1932 - 2021
1932 - 2021
Gene McCoy began his career as a flight test engineer at Wright Field, where he flew with Gus Grissom. Gus was recruited by NASA and requested that Gene be recruited too. So in 1960 Gene was transferred to NASA to be the Manned Space Flight Launch Pad Operations Coordinator for Project Mercury. He was the chief of several more programs during his NASA career and retired from NASA in 1981 as Chief of the Kennedy Space Center Future Programs Office.
Gene, left-side bottom row next to John Glenn, was the pad chief who launched Ham and the first seven astronauts into space. Prior to the Space Shuttle program, NASA planned on having a extensive Space Station program which Gene would head. This idea was scrapped due to expense, but Gene's time on the project allowed him to draft a plan for the colonization of space. He refined the plan when he was Chief of the Future Programs Office.
In Gene's 80s he teamed with his son, Skip (H.E. McCoy III), to continue the work he began in the 1970s. Skip is shown at -3 months old inside Sandra McCoy above, who is sitting next to Sandy, Gene, and Susan.
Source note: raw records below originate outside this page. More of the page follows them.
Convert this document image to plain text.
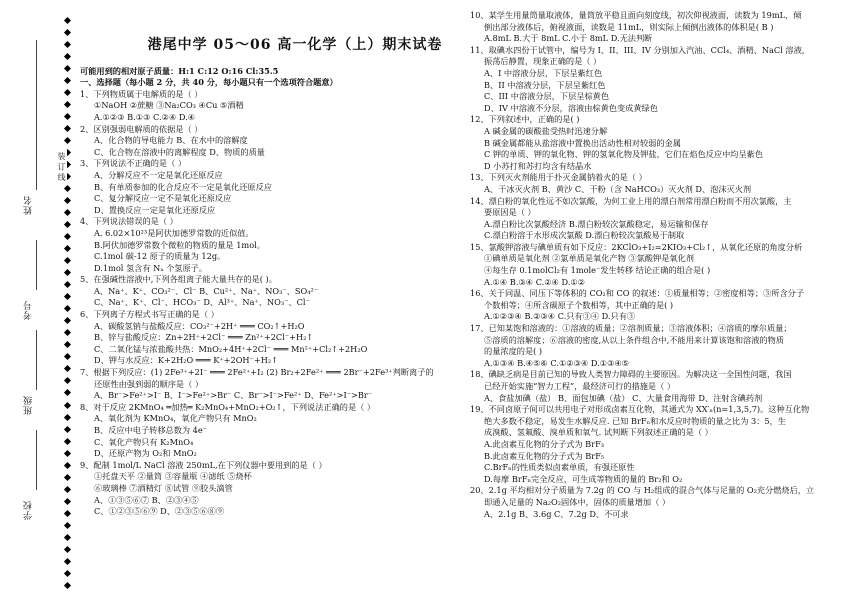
姓名
考号
班级
学校
装 订 线
港尾中学 05～06 高一化学（上）期末试卷
可能用到的相对原子质量：H:1 C:12 O:16 Cl:35.5
一、选择题（每小题 2 分，共 40 分，每小题只有一个选项符合题意）
1、下列物质属于电解质的是（ ）
①NaOH ②蔗糖 ③Na₂CO₃ ④Cu ⑤酒精
A.①②③ B.①③ C.②④ D.④
2、区别强弱电解质的依据是（ ）
A、化合物的导电能力 B、在水中的溶解度
C、化合物在溶液中的离解程度 D、物质的质量
3、下列说法不正确的是（ ）
A、分解反应不一定是氧化还原反应
B、有单质参加的化合反应不一定是氧化还原反应
C、复分解反应一定不是氧化还原反应
D、置换反应一定是氧化还原反应
4、下列说法错误的是（ ）
A. 6.02×10²³是阿伏加德罗常数的近似值。
B.阿伏加德罗常数个微粒的物质的量是 1mol。
C.1mol 碳-12 原子的质量为 12g。
D.1mol 氢含有 Nₐ 个氢原子。
5、在强碱性溶液中,下列各组离子能大量共存的是( )。
A、Na⁺、K⁺、CO₃²⁻、Cl⁻ B、Cu²⁺、Na⁺、NO₃⁻、SO₄²⁻
C、Na⁺、K⁺、Cl⁻、HCO₃⁻ D、Al³⁺、Na⁺、NO₃⁻、Cl⁻
6、下列离子方程式书写正确的是（ ）
A、碳酸氢钠与盐酸反应：CO₃²⁻+2H⁺ ═══ CO₂↑+H₂O
B、锌与盐酸反应：Zn+2H⁺+2Cl⁻ ═══ Zn²⁺+2Cl⁻+H₂↑
C、二氧化锰与浓盐酸共热：MnO₂+4H⁺+2Cl⁻ ═══ Mn²⁺+Cl₂↑+2H₂O
D、钾与水反应：K+2H₂O ═══ K⁺+2OH⁻+H₂↑
7、根据下列反应：(1) 2Fe³⁺+2I⁻ ═══ 2Fe²⁺+I₂ (2) Br₂+2Fe²⁺ ═══ 2Br⁻+2Fe³⁺判断离子的
还原性由强到弱的顺序是（ ）
A、Br⁻>Fe²⁺>I⁻ B、I⁻>Fe²⁺>Br⁻ C、Br⁻>I⁻>Fe²⁺ D、Fe²⁺>I⁻>Br⁻
8、对于反应 2KMnO₄ ═加热═ K₂MnO₄+MnO₂+O₂↑，下列说法正确的是（ ）
A、氧化剂为 KMnO₄，氧化产物只有 MnO₂
B、反应中电子转移总数为 4e⁻
C、氧化产物只有 K₂MnO₄
D、还原产物为 O₂和 MnO₂
9、配制 1mol/L NaCl 溶液 250mL,在下列仪器中要用到的是（ ）
①托盘天平 ②量筒 ③容量瓶 ④滤纸 ⑤烧杯
⑥玻璃棒 ⑦酒精灯 ⑧试管 ⑨胶头滴管
A、①③⑤⑥⑦ B、②③④⑤
C、①②③⑤⑥⑨ D、②③⑤⑥⑧⑨
10、某学生用量筒量取液体，量筒放平稳且面向刻度线，初次仰视液面，读数为 19mL，倾
倒出部分液体后，俯视液面，读数是 11mL，则实际上倾倒出液体的体积是( B )
A.8mL B.大于 8mL C.小于 8mL D.无法判断
11、取碘水四份于试管中，编号为 I、II、III、IV 分别加入汽油、CCl₄、酒精、NaCl 溶液，
振荡后静置，现象正确的是（ ）
A、I 中溶液分层，下层呈紫红色
B、II 中溶液分层，下层呈紫红色
C、III 中溶液分层，下层呈棕黄色
D、IV 中溶液不分层，溶液由棕黄色变成黄绿色
12、下列叙述中，正确的是( )
A 碱金属的碳酸盐受热时迅速分解
B 碱金属都能从盐溶液中置换出活动性相对较弱的金属
C 钾的单质、钾的氧化物、钾的氢氧化物及钾盐，它们在焰色反应中均呈紫色
D 小苏打和苏打均含有结晶水
13、下列灭火剂能用于扑灭金属钠着火的是（ ）
A、干冰灭火剂 B、黄沙 C、干粉（含 NaHCO₃）灭火剂 D、泡沫灭火剂
14、漂白粉的氧化性远不如次氯酸，为何工业上用的漂白剂常用漂白粉而不用次氯酸，主
要原因是（ ）
A.漂白粉比次氯酸经济 B.漂白粉较次氯酸稳定，易运输和保存
C.漂白粉溶于水形成次氯酸 D.漂白粉较次氯酸易于制取
15、氯酸钾溶液与碘单质有如下反应：2KClO₃+I₂=2KIO₃+Cl₂↑，从氧化还原的角度分析
①碘单质是氧化剂 ②氯单质是氧化产物 ③氯酸钾是氧化剂
④每生存 0.1molCl₂有 1mole⁻发生转移 结论正确的组合是( )
A.①④ B.③④ C.②④ D.①②
16、关于同温、同压下等体积的 CO₂和 CO 的叙述：①质量相等；②密度相等；③所含分子
个数相等；④所含碳原子个数相等，其中正确的是( )
A.①②③④ B.②③④ C.只有③④ D.只有③
17、已知某饱和溶液的：①溶液的质量；②溶剂质量；③溶液体积；④溶质的摩尔质量；
⑤溶质的溶解度；⑥溶液的密度,从以上条件组合中,不能用来计算该饱和溶液的物质
的量浓度的是( )
A.①③④ B.④⑤⑥ C.①②③④ D.①③④⑤
18、碘缺乏病是目前已知的导致人类智力障碍的主要原因。为解决这一全国性问题，我国
已经开始实施“智力工程”，最经济可行的措施是（ ）
A、食盐加碘（盐） B、面包加碘（盐） C、大量食用海带 D、注射含碘药剂
19、不同卤原子间可以共用电子对形成卤素互化物，其通式为 XX′ₙ(n=1,3,5,7)。这种互化物
绝大多数不稳定，易发生水解反应. 已知 BrFₙ和水反应时物质的量之比为 3：5，生
成溴酸、氢氟酸、溴单质和氧气. 试判断下列叙述正确的是（ ）
A.此卤素互化物的分子式为 BrF₃
B.此卤素互化物的分子式为 BrF₅
C.BrFₙ的性质类似卤素单质，有强还原性
D.每摩 BrFₙ完全反应，可生成等物质的量的 Br₂和 O₂
20、2.1g 平均相对分子质量为 7.2g 的 CO 与 H₂组成的混合气体与足量的 O₂充分燃烧后，立
即通入足量的 Na₂O₂固体中，固体的质量增加（ ）
A、2.1g B、3.6g C、7.2g D、不可求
Give yourself a treat - take 15 minutes to read the McCoy Ascension Plan at the bottom of this website and I guarantee that you will be happier about humanity's future.
The text (of the MAP) presents a series of theories and arguments for why humanity should establish a permanent home in space, specifically at the Earth-Moon Lagrange points 4 and 5 (Lagrangia). The main arguments are:
Overall, the theories presented in the text are sound and thought-provoking. They offer a compelling vision for humanity's future in space and raise important questions about our place in the universe. However, further research and analysis are needed to address the remaining questions and challenges before large-scale space colonization can become a reality.
Here are some specific points to consider:
Ultimately, the decision of whether or not to pursue space colonization is a complex one with far-reaching implications. The theories presented in the text provide a valuable starting point for discussion and debate, but further research and analysis are needed before any decision can be made.